Starting school and meeting new friends

School is starting up around the country and with that means meeting new people. This can be an incredibly scary idea for some kids, especially when they may not look or talk like the majority of the people around them. But all kids should feel proud of who they are and walk tall. Here are a few books that help illustrate that idea and would be great read alouds.

Sara O’Leary and illustrator Qin Leng approach this idea in their new book A Kid is a Kid is a Kid. This simple book shows how being the new kid can be really hard, but that you are not alone. One of the worst things is when people ask you a question that isn’t very nice, like if you’re a boy or a girl or why you are so small. Rather than those awful questions, it suggests that kids should ask each other questions that open up a conversation and help you get to know the other kids better. Something like what you named your new dog or if you can try their lunch. But the very best question of all? “Hey, kid! Do you want to play?” Such a brilliant concept, much like their earlier book, A Family is a Family is a Family.

Sonia Sotomayor wrote a picture book in 2019 that also addressed questions. In her book, Just Ask!: Be Different, Be Brave, Be You, Sotomayor writes about children of all abilities and the super powers that each of them have as well. The book focuses on a group of children creating a garden together. Just as all of the plants are different, so are the children. A garden made up of only one flower isn’t as beautiful as one with a variety of beauties.

Bestseller The Day You Begin by Jacqueline Woodson and illustrated by Rafael Lopez addresses this idea head on. Woodson suggests that you might go to school and be different from those around you, be it your hair, clothing, skin color, or something else. You might find yourself feeling badly when someone doesn’t understand your accent or jealous when others have had experiences that you have not yet had. But the beautiful thing is that when we open up and share about ourselves, we can find all of the ways that we are similar. This is a must have for the beginning of school.

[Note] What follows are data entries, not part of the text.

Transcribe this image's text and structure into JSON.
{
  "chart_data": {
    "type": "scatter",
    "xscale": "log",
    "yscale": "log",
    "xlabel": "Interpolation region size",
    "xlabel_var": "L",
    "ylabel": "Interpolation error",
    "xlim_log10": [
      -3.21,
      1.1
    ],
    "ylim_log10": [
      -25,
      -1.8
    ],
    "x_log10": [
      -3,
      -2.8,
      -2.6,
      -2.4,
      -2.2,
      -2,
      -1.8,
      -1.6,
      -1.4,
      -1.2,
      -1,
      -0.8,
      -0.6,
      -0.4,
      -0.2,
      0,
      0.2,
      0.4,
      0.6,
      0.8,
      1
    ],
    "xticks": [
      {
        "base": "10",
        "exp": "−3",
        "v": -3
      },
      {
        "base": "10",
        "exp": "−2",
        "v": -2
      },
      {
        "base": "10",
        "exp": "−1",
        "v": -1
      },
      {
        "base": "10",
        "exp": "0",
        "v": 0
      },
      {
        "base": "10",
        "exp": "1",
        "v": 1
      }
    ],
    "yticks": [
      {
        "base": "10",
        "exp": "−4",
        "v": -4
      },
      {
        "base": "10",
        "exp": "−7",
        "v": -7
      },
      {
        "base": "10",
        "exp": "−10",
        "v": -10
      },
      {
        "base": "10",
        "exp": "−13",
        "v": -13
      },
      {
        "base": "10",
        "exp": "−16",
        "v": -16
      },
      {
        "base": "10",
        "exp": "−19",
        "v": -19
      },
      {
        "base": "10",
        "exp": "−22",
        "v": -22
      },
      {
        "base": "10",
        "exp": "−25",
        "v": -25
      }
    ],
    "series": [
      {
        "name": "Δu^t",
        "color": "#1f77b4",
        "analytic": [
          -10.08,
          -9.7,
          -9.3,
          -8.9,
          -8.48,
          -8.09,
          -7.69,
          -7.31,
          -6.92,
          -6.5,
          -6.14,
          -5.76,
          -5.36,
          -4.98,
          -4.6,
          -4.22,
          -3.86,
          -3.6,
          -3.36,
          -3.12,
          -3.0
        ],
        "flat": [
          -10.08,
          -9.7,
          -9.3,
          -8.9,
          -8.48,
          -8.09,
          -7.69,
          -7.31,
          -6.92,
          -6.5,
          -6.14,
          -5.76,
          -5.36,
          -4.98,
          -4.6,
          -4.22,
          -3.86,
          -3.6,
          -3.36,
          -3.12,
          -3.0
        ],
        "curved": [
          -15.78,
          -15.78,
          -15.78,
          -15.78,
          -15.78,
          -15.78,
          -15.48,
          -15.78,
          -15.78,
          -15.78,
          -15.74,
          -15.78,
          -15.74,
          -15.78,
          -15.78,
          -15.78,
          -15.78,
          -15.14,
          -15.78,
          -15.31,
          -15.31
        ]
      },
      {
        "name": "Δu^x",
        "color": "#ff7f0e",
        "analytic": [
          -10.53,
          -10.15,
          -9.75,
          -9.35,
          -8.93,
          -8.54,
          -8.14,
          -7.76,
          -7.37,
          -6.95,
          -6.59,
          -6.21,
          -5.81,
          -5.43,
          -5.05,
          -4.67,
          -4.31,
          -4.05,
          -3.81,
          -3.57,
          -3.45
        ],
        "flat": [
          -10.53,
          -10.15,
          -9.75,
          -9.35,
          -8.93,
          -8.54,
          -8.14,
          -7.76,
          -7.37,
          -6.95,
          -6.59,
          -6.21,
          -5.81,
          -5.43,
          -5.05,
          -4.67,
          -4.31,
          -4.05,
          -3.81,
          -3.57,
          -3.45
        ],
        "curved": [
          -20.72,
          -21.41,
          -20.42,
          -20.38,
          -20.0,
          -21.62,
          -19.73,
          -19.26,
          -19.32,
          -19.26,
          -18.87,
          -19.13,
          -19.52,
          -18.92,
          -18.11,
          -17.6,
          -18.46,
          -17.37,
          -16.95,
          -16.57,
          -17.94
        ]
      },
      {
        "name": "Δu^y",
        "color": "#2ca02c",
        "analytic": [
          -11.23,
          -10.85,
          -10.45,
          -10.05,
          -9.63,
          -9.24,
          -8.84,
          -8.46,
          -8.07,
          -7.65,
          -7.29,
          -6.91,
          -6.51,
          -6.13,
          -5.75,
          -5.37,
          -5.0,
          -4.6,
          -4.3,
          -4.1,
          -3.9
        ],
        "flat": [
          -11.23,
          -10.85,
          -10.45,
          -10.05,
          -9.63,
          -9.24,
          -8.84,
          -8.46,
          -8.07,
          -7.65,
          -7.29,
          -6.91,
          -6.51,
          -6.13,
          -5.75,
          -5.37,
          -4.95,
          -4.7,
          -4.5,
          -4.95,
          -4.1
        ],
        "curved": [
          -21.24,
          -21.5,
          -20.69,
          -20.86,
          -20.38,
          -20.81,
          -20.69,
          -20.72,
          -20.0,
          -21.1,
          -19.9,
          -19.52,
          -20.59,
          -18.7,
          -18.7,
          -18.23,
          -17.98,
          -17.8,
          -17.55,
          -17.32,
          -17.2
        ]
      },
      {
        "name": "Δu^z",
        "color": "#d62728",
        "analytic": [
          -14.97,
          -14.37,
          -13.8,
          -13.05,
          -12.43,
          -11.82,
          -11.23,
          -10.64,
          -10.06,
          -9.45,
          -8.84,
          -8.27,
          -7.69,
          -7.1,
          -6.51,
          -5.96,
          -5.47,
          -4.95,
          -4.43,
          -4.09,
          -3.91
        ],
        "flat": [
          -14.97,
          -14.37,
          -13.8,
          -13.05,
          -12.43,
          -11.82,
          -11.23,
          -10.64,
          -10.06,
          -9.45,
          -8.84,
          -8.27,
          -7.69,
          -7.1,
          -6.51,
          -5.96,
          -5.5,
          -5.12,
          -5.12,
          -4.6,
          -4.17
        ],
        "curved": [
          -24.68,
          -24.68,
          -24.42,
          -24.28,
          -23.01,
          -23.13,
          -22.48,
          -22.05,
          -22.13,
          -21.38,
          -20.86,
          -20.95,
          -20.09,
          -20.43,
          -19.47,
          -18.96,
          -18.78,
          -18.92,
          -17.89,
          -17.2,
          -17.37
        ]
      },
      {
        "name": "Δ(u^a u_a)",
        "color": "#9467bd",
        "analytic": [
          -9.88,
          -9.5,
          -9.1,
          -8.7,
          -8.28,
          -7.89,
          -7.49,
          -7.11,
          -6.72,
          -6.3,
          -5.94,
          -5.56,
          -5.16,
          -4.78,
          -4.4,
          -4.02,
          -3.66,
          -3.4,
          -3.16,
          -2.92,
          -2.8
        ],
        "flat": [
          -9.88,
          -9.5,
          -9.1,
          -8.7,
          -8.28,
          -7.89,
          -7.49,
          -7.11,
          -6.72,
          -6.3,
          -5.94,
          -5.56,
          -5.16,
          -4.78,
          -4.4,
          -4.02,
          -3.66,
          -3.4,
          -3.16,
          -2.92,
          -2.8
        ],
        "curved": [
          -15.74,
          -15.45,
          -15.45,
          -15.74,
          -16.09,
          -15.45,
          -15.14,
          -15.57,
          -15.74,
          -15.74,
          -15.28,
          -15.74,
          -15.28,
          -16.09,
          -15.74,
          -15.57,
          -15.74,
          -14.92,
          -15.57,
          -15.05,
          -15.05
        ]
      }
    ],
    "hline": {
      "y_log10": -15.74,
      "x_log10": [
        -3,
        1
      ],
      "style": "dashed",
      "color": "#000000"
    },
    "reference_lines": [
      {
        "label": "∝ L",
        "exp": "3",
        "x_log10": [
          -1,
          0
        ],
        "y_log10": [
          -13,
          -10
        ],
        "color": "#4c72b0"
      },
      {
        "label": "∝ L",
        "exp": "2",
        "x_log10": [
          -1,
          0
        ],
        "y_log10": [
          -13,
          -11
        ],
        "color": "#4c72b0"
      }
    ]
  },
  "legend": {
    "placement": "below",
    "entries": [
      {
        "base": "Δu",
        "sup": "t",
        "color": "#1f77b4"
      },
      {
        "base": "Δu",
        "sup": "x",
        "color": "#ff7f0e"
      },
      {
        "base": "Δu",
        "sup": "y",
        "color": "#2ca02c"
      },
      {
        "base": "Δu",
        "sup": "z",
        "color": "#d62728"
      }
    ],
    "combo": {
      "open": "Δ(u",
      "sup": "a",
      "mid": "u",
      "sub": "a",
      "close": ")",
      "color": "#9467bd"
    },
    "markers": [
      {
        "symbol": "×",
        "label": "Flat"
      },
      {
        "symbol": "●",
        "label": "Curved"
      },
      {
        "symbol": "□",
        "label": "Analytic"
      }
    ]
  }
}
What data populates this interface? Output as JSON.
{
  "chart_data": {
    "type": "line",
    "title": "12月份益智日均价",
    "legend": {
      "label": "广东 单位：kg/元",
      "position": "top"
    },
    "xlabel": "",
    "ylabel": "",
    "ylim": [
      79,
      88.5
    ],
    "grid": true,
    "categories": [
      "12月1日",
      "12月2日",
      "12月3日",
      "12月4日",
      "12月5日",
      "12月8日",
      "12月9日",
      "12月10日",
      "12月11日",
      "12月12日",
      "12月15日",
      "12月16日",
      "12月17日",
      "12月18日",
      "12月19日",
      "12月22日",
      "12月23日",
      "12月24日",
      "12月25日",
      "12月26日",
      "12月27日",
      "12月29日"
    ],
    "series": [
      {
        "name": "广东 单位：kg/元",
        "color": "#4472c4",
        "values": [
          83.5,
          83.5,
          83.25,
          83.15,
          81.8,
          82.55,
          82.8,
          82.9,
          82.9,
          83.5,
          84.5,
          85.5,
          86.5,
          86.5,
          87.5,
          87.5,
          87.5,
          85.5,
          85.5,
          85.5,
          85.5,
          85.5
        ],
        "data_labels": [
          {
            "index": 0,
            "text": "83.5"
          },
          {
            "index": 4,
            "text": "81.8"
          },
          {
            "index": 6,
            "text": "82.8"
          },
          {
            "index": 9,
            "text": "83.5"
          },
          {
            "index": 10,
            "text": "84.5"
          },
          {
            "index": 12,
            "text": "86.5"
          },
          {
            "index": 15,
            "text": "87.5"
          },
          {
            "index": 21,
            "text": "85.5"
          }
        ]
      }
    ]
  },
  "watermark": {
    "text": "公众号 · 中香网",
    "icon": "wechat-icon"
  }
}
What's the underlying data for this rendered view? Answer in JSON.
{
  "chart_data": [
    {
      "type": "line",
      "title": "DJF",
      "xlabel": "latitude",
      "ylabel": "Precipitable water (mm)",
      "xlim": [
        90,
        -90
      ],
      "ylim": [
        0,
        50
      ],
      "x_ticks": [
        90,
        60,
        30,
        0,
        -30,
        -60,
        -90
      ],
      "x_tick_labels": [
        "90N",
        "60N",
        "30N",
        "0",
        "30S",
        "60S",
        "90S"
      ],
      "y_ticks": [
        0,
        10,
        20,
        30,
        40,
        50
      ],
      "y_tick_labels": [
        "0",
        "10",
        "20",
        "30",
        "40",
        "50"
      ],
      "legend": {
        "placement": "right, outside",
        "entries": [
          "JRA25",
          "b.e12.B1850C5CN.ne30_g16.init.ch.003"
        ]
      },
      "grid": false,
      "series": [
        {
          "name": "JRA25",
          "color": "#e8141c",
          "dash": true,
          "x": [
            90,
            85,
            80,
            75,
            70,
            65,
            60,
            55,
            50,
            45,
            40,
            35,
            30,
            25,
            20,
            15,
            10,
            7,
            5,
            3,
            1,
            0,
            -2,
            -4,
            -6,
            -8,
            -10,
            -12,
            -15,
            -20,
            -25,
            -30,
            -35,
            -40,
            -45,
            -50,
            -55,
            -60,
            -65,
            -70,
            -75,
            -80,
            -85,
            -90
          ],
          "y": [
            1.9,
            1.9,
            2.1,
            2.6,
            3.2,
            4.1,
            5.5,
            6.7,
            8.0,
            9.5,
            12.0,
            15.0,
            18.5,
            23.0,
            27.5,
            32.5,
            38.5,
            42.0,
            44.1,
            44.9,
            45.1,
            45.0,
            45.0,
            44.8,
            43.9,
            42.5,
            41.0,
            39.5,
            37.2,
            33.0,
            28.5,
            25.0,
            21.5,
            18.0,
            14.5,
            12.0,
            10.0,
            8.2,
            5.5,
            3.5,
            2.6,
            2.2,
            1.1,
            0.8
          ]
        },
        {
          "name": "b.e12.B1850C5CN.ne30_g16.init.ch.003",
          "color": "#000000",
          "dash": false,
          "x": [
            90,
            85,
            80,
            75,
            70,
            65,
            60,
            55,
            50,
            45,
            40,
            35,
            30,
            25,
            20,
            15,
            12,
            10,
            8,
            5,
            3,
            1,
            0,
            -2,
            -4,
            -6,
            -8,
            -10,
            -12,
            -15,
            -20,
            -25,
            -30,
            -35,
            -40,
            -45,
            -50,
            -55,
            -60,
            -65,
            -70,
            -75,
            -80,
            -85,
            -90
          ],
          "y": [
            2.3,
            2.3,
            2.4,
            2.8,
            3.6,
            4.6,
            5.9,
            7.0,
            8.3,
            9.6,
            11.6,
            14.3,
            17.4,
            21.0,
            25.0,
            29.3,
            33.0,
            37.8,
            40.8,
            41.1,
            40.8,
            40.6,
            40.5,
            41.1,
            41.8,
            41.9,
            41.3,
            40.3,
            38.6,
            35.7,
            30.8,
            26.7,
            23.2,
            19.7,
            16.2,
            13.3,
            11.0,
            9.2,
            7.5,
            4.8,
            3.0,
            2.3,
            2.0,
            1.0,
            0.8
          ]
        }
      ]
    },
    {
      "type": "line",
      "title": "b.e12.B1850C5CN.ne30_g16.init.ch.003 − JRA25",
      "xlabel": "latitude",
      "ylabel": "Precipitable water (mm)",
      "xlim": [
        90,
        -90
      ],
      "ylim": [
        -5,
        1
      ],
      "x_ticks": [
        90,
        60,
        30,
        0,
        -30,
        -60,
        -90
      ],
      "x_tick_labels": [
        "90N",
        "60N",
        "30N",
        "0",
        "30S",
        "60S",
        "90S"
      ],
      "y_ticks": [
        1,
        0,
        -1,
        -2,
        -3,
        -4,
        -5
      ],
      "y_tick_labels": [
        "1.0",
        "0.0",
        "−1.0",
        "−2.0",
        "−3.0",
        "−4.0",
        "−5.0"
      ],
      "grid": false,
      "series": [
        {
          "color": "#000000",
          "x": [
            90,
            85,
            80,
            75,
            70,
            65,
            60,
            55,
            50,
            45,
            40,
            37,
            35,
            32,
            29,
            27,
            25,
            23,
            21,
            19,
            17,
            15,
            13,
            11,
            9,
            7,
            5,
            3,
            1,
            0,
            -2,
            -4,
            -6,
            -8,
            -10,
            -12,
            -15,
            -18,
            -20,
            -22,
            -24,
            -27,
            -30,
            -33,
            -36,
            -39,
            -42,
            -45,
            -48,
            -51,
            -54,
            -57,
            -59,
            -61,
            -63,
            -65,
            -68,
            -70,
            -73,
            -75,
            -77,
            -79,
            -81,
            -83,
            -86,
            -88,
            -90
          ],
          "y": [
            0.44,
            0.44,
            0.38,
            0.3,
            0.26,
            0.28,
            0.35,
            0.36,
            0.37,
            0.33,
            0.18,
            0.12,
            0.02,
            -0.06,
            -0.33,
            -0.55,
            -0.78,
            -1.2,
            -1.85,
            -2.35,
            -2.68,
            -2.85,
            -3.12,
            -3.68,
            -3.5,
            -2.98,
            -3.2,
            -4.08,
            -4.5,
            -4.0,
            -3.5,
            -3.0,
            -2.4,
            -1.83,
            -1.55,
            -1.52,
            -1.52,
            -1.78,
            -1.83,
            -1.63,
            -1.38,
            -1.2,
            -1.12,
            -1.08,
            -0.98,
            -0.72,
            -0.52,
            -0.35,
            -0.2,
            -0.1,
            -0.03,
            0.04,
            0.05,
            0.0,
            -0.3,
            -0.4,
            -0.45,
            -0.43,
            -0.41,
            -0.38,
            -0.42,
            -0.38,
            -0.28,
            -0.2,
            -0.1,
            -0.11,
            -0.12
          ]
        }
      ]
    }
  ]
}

I’ve shared this one before, but I always feel that it is worth repeating. All Are Welcome by Alexandra Penfold and Illustrated by Suzanne Kaufman is a marvelous first day book, especially given how divided our country is at the moment. The messages behind this book is that everyone is special, diversity should be celebrated, and that we welcome everyone with open arms. What makes it so perfect for the start of school is that there are lots of fears at the beginning of school. When you know that you are “different” in some manner, the fears are even larger. Penfold’s story can help release some of the fears about making friends at a new place, as everyone in this book comes from a different background, yet become good friends.